User Experience Improvement
AI-powered chatbots can dramatically improve user experience by offering instant support and personalised assistance. For instance, users new to the aelf ecosystem often have questions about setting up wallets, conducting transactions, or understanding blockchain features. aelf has partnered with an industry leading strategic partner, Chaingpt, to develop an AI chatbot that can provide 24/7 support, answering frequently asked questions, guiding users through processes step-by-step, and troubleshooting issues in real-time. This immediate assistance reduces frustration and enhances user satisfaction. This is commonplace in traditional businesses such as major banks like Bank of America that have implemented AI chatbots like Erica to assist customers with everyday banking needs, providing transaction histories, sending alerts, and offering financial advice. Similarly, an AI chatbot on aelf can help users navigate the platform more efficiently, providing information about token balances, transaction statuses, and smart contract functionalities.

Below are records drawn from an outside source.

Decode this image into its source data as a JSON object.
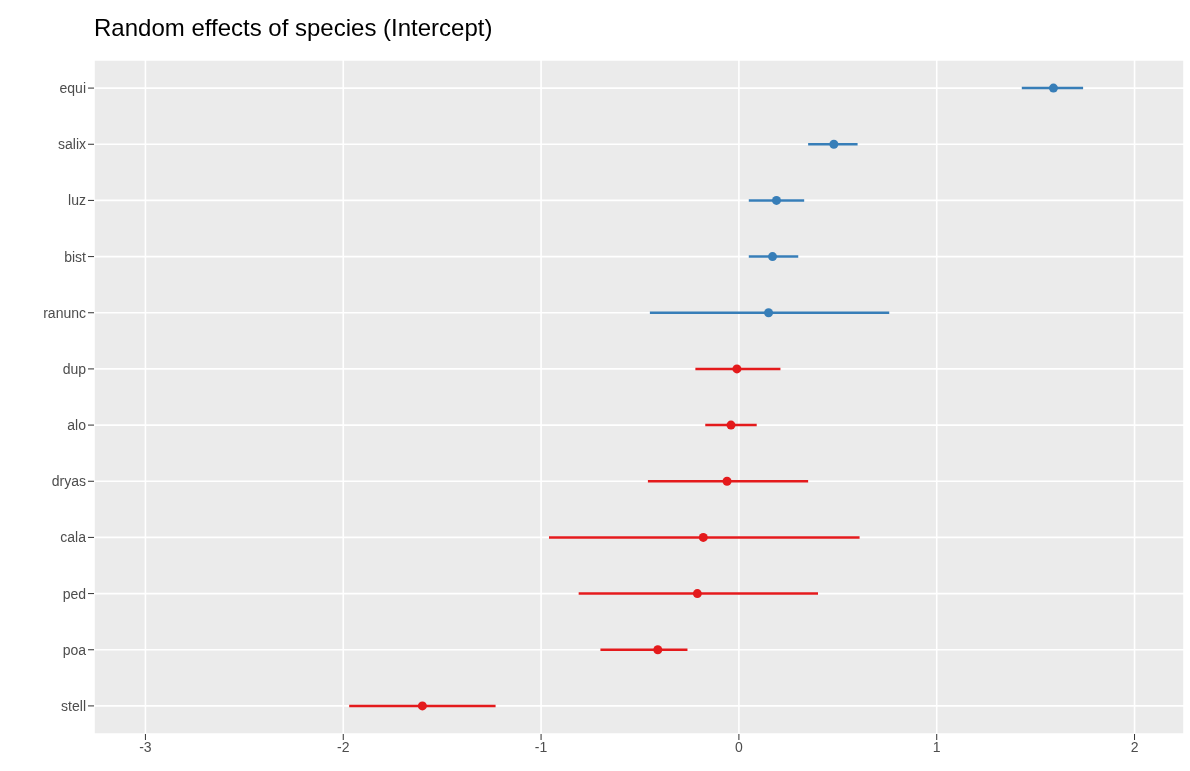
{
  "chart_data": {
    "type": "scatter",
    "title": "Random effects of species (Intercept)",
    "categories": [
      "equi",
      "salix",
      "luz",
      "bist",
      "ranunc",
      "dup",
      "alo",
      "dryas",
      "cala",
      "ped",
      "poa",
      "stell"
    ],
    "series": [
      {
        "color": "#377eb8",
        "values": [
          1.59,
          0.48,
          0.19,
          0.17,
          0.15,
          null,
          null,
          null,
          null,
          null,
          null,
          null
        ],
        "errors": [
          [
            1.43,
            1.74
          ],
          [
            0.35,
            0.6
          ],
          [
            0.05,
            0.33
          ],
          [
            0.05,
            0.3
          ],
          [
            -0.45,
            0.76
          ],
          null,
          null,
          null,
          null,
          null,
          null,
          null
        ]
      },
      {
        "color": "#e41a1c",
        "values": [
          null,
          null,
          null,
          null,
          null,
          -0.01,
          -0.04,
          -0.06,
          -0.18,
          -0.21,
          -0.41,
          -1.6
        ],
        "errors": [
          null,
          null,
          null,
          null,
          null,
          [
            -0.22,
            0.21
          ],
          [
            -0.17,
            0.09
          ],
          [
            -0.46,
            0.35
          ],
          [
            -0.96,
            0.61
          ],
          [
            -0.81,
            0.4
          ],
          [
            -0.7,
            -0.26
          ],
          [
            -1.97,
            -1.23
          ]
        ]
      }
    ],
    "orientation": "horizontal",
    "xlim": [
      -3.26,
      2.25
    ],
    "xticks": [
      -3,
      -2,
      -1,
      0,
      1,
      2
    ],
    "grid": true,
    "marker": "circle",
    "legend": false
  }
}
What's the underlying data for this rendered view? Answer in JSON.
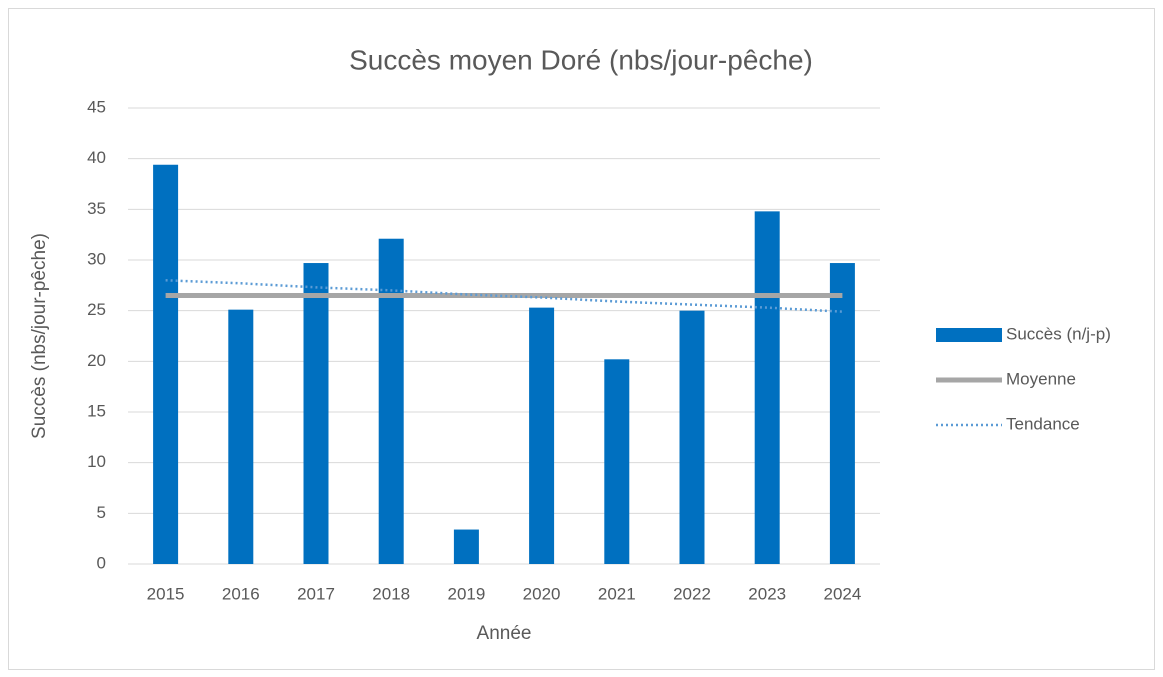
{
  "chart_data": {
    "type": "bar",
    "title": "Succès moyen Doré (nbs/jour-pêche)",
    "x_label": "Année",
    "y_label": "Succès (nbs/jour-pêche)",
    "categories": [
      "2015",
      "2016",
      "2017",
      "2018",
      "2019",
      "2020",
      "2021",
      "2022",
      "2023",
      "2024"
    ],
    "series": [
      {
        "name": "Succès (n/j-p)",
        "type": "bar",
        "color": "#0070c0",
        "values": [
          39.4,
          25.1,
          29.7,
          32.1,
          3.4,
          25.3,
          20.2,
          25.0,
          34.8,
          29.7
        ]
      },
      {
        "name": "Moyenne",
        "type": "line",
        "style": "solid",
        "color": "#a6a6a6",
        "values": [
          26.5,
          26.5,
          26.5,
          26.5,
          26.5,
          26.5,
          26.5,
          26.5,
          26.5,
          26.5
        ]
      },
      {
        "name": "Tendance",
        "type": "line",
        "style": "dotted",
        "color": "#5b9bd5",
        "values": [
          28.0,
          27.7,
          27.3,
          27.0,
          26.6,
          26.3,
          25.9,
          25.6,
          25.3,
          24.9
        ]
      }
    ],
    "ylim": [
      0,
      45
    ],
    "yticks": [
      0,
      5,
      10,
      15,
      20,
      25,
      30,
      35,
      40,
      45
    ],
    "grid": true,
    "legend": "right"
  }
}
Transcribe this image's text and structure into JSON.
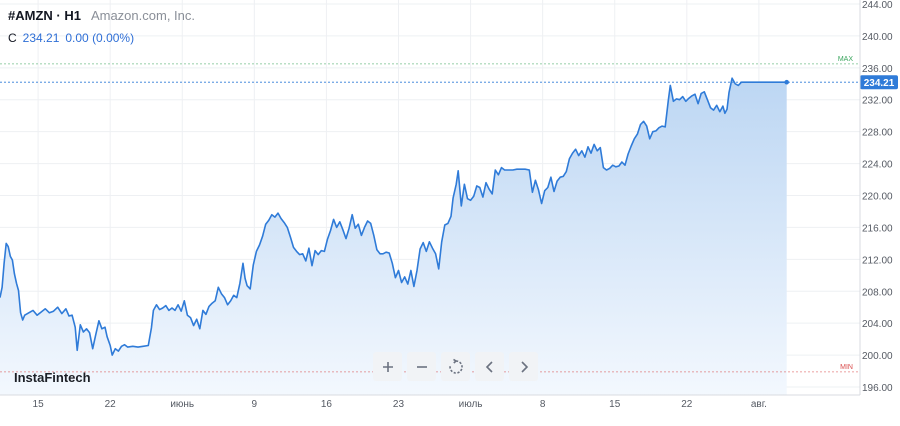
{
  "header": {
    "symbol": "#AMZN · H1",
    "company": "Amazon.com, Inc.",
    "ohlc_label": "C",
    "close_value": "234.21",
    "change": "0.00 (0.00%)"
  },
  "watermark": "InstaFintech",
  "toolbar": [
    "zoom-in",
    "zoom-out",
    "reset",
    "scroll-left",
    "scroll-right"
  ],
  "markers": {
    "max_label": "MAX",
    "min_label": "MIN",
    "max_value": 236.5,
    "min_value": 197.9
  },
  "last_price_label": "234.21",
  "colors": {
    "line": "#2f7bd8",
    "fill_top": "#bcd6f3",
    "fill_bottom": "#f3f8fe",
    "max": "#3aa55d",
    "min": "#d94c4c",
    "price": "#2f7bd8",
    "grid": "#eef0f3",
    "text": "#555a63"
  },
  "chart_data": {
    "type": "area",
    "title": "",
    "ylim": [
      195,
      244.5
    ],
    "y_ticks": [
      "244.00",
      "240.00",
      "236.00",
      "232.00",
      "228.00",
      "224.00",
      "220.00",
      "216.00",
      "212.00",
      "208.00",
      "204.00",
      "200.00",
      "196.00"
    ],
    "x_tick_labels": [
      "15",
      "22",
      "июнь",
      "9",
      "16",
      "23",
      "июль",
      "8",
      "15",
      "22",
      "авг."
    ],
    "x_ticks": [
      0.3,
      7.3,
      14.3,
      21.3,
      28.3,
      35.3,
      42.3,
      49.3,
      56.3,
      63.3,
      70.3
    ],
    "x_range": [
      -3.4,
      77.4
    ],
    "series": [
      {
        "values": [
          [
            -3.4,
            207.2
          ],
          [
            -3.2,
            208.5
          ],
          [
            -3.0,
            211.5
          ],
          [
            -2.8,
            214.0
          ],
          [
            -2.6,
            213.6
          ],
          [
            -2.4,
            212.4
          ],
          [
            -2.2,
            211.9
          ],
          [
            -2.0,
            210.2
          ],
          [
            -1.8,
            209.0
          ],
          [
            -1.6,
            208.1
          ],
          [
            -1.4,
            205.3
          ],
          [
            -1.2,
            204.4
          ],
          [
            -1.0,
            205.0
          ],
          [
            -0.6,
            205.3
          ],
          [
            -0.2,
            205.6
          ],
          [
            0.2,
            205.0
          ],
          [
            0.6,
            205.4
          ],
          [
            1.0,
            205.8
          ],
          [
            1.4,
            205.3
          ],
          [
            1.8,
            205.5
          ],
          [
            2.2,
            206.0
          ],
          [
            2.6,
            205.2
          ],
          [
            3.0,
            205.8
          ],
          [
            3.3,
            204.9
          ],
          [
            3.6,
            205.0
          ],
          [
            3.9,
            203.5
          ],
          [
            4.1,
            200.6
          ],
          [
            4.4,
            203.8
          ],
          [
            4.7,
            202.9
          ],
          [
            5.0,
            203.3
          ],
          [
            5.3,
            202.8
          ],
          [
            5.6,
            200.8
          ],
          [
            5.9,
            202.6
          ],
          [
            6.2,
            204.3
          ],
          [
            6.5,
            203.3
          ],
          [
            6.8,
            203.5
          ],
          [
            7.0,
            202.3
          ],
          [
            7.3,
            201.2
          ],
          [
            7.5,
            200.0
          ],
          [
            7.8,
            200.8
          ],
          [
            8.1,
            200.5
          ],
          [
            8.4,
            201.1
          ],
          [
            8.7,
            201.3
          ],
          [
            9.0,
            201.0
          ],
          [
            9.5,
            201.1
          ],
          [
            10.0,
            201.0
          ],
          [
            10.5,
            201.1
          ],
          [
            11.0,
            201.2
          ],
          [
            11.3,
            203.4
          ],
          [
            11.5,
            205.6
          ],
          [
            11.8,
            206.3
          ],
          [
            12.1,
            205.7
          ],
          [
            12.4,
            205.9
          ],
          [
            12.7,
            206.2
          ],
          [
            13.0,
            205.6
          ],
          [
            13.3,
            205.9
          ],
          [
            13.6,
            205.6
          ],
          [
            13.9,
            206.3
          ],
          [
            14.2,
            205.5
          ],
          [
            14.5,
            206.8
          ],
          [
            14.8,
            205.0
          ],
          [
            15.1,
            204.7
          ],
          [
            15.4,
            203.7
          ],
          [
            15.7,
            204.5
          ],
          [
            16.0,
            203.3
          ],
          [
            16.3,
            205.6
          ],
          [
            16.6,
            205.1
          ],
          [
            16.9,
            206.1
          ],
          [
            17.2,
            206.5
          ],
          [
            17.5,
            206.8
          ],
          [
            17.8,
            208.5
          ],
          [
            18.1,
            207.7
          ],
          [
            18.4,
            207.2
          ],
          [
            18.7,
            206.3
          ],
          [
            19.0,
            206.8
          ],
          [
            19.3,
            207.5
          ],
          [
            19.6,
            207.2
          ],
          [
            19.9,
            209.0
          ],
          [
            20.2,
            211.5
          ],
          [
            20.4,
            209.6
          ],
          [
            20.6,
            208.7
          ],
          [
            20.9,
            208.3
          ],
          [
            21.2,
            211.3
          ],
          [
            21.5,
            213.0
          ],
          [
            21.8,
            213.8
          ],
          [
            22.1,
            214.9
          ],
          [
            22.4,
            216.4
          ],
          [
            22.7,
            216.9
          ],
          [
            23.0,
            217.6
          ],
          [
            23.3,
            217.3
          ],
          [
            23.6,
            217.8
          ],
          [
            23.9,
            217.1
          ],
          [
            24.2,
            216.6
          ],
          [
            24.5,
            216.0
          ],
          [
            24.8,
            214.8
          ],
          [
            25.1,
            213.5
          ],
          [
            25.4,
            213.0
          ],
          [
            25.7,
            212.6
          ],
          [
            26.0,
            212.7
          ],
          [
            26.3,
            211.8
          ],
          [
            26.6,
            213.4
          ],
          [
            26.9,
            211.2
          ],
          [
            27.2,
            213.1
          ],
          [
            27.5,
            212.6
          ],
          [
            27.8,
            213.1
          ],
          [
            28.1,
            213.0
          ],
          [
            28.4,
            214.5
          ],
          [
            28.7,
            215.6
          ],
          [
            29.0,
            217.0
          ],
          [
            29.3,
            216.0
          ],
          [
            29.6,
            216.7
          ],
          [
            29.9,
            215.7
          ],
          [
            30.2,
            214.6
          ],
          [
            30.5,
            215.9
          ],
          [
            30.8,
            217.6
          ],
          [
            31.1,
            215.9
          ],
          [
            31.4,
            216.4
          ],
          [
            31.7,
            215.0
          ],
          [
            32.0,
            216.0
          ],
          [
            32.3,
            216.8
          ],
          [
            32.6,
            216.5
          ],
          [
            32.9,
            215.0
          ],
          [
            33.2,
            213.2
          ],
          [
            33.5,
            212.7
          ],
          [
            33.8,
            212.7
          ],
          [
            34.1,
            212.9
          ],
          [
            34.4,
            212.8
          ],
          [
            34.7,
            211.5
          ],
          [
            35.0,
            209.7
          ],
          [
            35.3,
            210.6
          ],
          [
            35.6,
            209.1
          ],
          [
            35.9,
            209.8
          ],
          [
            36.2,
            208.9
          ],
          [
            36.5,
            210.6
          ],
          [
            36.8,
            208.6
          ],
          [
            37.1,
            210.6
          ],
          [
            37.4,
            213.3
          ],
          [
            37.7,
            214.1
          ],
          [
            38.0,
            213.0
          ],
          [
            38.3,
            214.2
          ],
          [
            38.6,
            213.4
          ],
          [
            38.9,
            212.7
          ],
          [
            39.2,
            210.8
          ],
          [
            39.5,
            214.2
          ],
          [
            39.8,
            216.3
          ],
          [
            40.1,
            216.5
          ],
          [
            40.4,
            217.4
          ],
          [
            40.6,
            219.7
          ],
          [
            40.9,
            221.4
          ],
          [
            41.1,
            223.1
          ],
          [
            41.4,
            218.7
          ],
          [
            41.7,
            221.4
          ],
          [
            42.0,
            219.6
          ],
          [
            42.3,
            219.4
          ],
          [
            42.6,
            219.9
          ],
          [
            42.9,
            221.2
          ],
          [
            43.2,
            221.0
          ],
          [
            43.5,
            219.8
          ],
          [
            43.8,
            221.6
          ],
          [
            44.1,
            220.8
          ],
          [
            44.4,
            220.2
          ],
          [
            44.7,
            223.2
          ],
          [
            45.0,
            222.6
          ],
          [
            45.3,
            223.5
          ],
          [
            45.6,
            223.2
          ],
          [
            46.0,
            223.2
          ],
          [
            46.4,
            223.2
          ],
          [
            46.8,
            223.3
          ],
          [
            47.2,
            223.3
          ],
          [
            47.6,
            223.3
          ],
          [
            48.0,
            223.2
          ],
          [
            48.3,
            220.4
          ],
          [
            48.6,
            221.9
          ],
          [
            48.9,
            220.7
          ],
          [
            49.2,
            219.0
          ],
          [
            49.5,
            220.6
          ],
          [
            49.8,
            221.0
          ],
          [
            50.1,
            222.3
          ],
          [
            50.4,
            220.5
          ],
          [
            50.7,
            221.8
          ],
          [
            51.0,
            222.3
          ],
          [
            51.3,
            222.4
          ],
          [
            51.6,
            223.0
          ],
          [
            51.9,
            224.6
          ],
          [
            52.2,
            225.3
          ],
          [
            52.5,
            225.8
          ],
          [
            52.8,
            225.0
          ],
          [
            53.1,
            225.6
          ],
          [
            53.4,
            224.8
          ],
          [
            53.7,
            226.1
          ],
          [
            54.0,
            225.3
          ],
          [
            54.3,
            226.4
          ],
          [
            54.6,
            225.6
          ],
          [
            54.9,
            226.0
          ],
          [
            55.2,
            223.5
          ],
          [
            55.5,
            223.2
          ],
          [
            55.8,
            223.4
          ],
          [
            56.1,
            223.8
          ],
          [
            56.4,
            223.6
          ],
          [
            56.7,
            223.7
          ],
          [
            57.0,
            224.2
          ],
          [
            57.3,
            223.8
          ],
          [
            57.6,
            225.2
          ],
          [
            57.9,
            226.2
          ],
          [
            58.2,
            227.1
          ],
          [
            58.5,
            227.7
          ],
          [
            58.8,
            228.9
          ],
          [
            59.1,
            229.3
          ],
          [
            59.4,
            228.7
          ],
          [
            59.7,
            227.1
          ],
          [
            60.0,
            228.0
          ],
          [
            60.3,
            228.1
          ],
          [
            60.6,
            228.5
          ],
          [
            60.9,
            228.7
          ],
          [
            61.2,
            228.6
          ],
          [
            61.5,
            231.9
          ],
          [
            61.7,
            233.8
          ],
          [
            62.0,
            231.8
          ],
          [
            62.3,
            232.1
          ],
          [
            62.6,
            232.0
          ],
          [
            62.9,
            232.4
          ],
          [
            63.2,
            231.8
          ],
          [
            63.5,
            232.2
          ],
          [
            63.8,
            232.5
          ],
          [
            64.1,
            232.7
          ],
          [
            64.4,
            231.5
          ],
          [
            64.7,
            232.8
          ],
          [
            65.0,
            233.0
          ],
          [
            65.3,
            232.0
          ],
          [
            65.6,
            231.0
          ],
          [
            65.9,
            230.7
          ],
          [
            66.2,
            231.3
          ],
          [
            66.5,
            230.5
          ],
          [
            66.8,
            231.2
          ],
          [
            67.0,
            230.3
          ],
          [
            67.2,
            230.8
          ],
          [
            67.4,
            232.9
          ],
          [
            67.7,
            234.7
          ],
          [
            68.0,
            234.0
          ],
          [
            68.3,
            233.8
          ],
          [
            68.6,
            234.2
          ],
          [
            69.0,
            234.2
          ],
          [
            70.0,
            234.2
          ],
          [
            71.0,
            234.2
          ],
          [
            72.0,
            234.2
          ],
          [
            73.0,
            234.2
          ]
        ]
      }
    ]
  }
}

AI chatbots can also enhance personalised user engagement on the aelf platform. By analysing user behaviour and preferences, chatbots can offer tailored recommendations, such as suggesting new dApps or features that might interest the user. This personalised interaction can increase user engagement and retention, making the platform more attractive to both new and existing users. This is commonly done in e-commerce platforms like Amazon that use AI chatbots to recommend products based on user browsing history and past purchases. Applying this to aelf, the chatbot could recommend specific dApps or new blockchain features based on the user’s activity, thus enhancing the user’s interaction with the platform
Developer Experience Enhancement
For developers, AI-powered chatbots can streamline the development process by automating repetitive tasks and offering code assistance. aelf is developing integrated chatbots that provide real-time coding help, debug suggestions, and documentation access. For instance, when a developer encounters an error while writing smart contracts in C#, the chatbot can instantly suggest solutions, recommend best practices, and provide snippets from relevant documentation. GitHub Copilot, an AI-powered code completion tool developed by OpenAI and GitHub, serves as an excellent example. It assists developers by suggesting code lines and completing functions based on the context. By integrating similar AI capabilities, aelf can make the development process more efficient, helping developers quickly resolve issues and focus on creating innovative applications. We want our developers to spend less time on coding, and more time on creating value.
Efficient Onboarding and Education
AI chatbots can facilitate efficient onboarding and continuous education for both users and developers. New users can be guided through the initial setup, learning about key features and functionalities through interactive conversations with the chatbot. For developers, the chatbot can provide tutorials, best practices, and updates on new development tools and protocols within the aelf ecosystem. Educational institutions and online learning platforms like Coursera use AI chatbots to guide students through course selections, answer questions, and provide feedback. Similarly, aelf’s chatbot can act as a mentor, ensuring users and developers have a smooth and informative onboarding experience, reducing the learning curve associated with blockchain technology.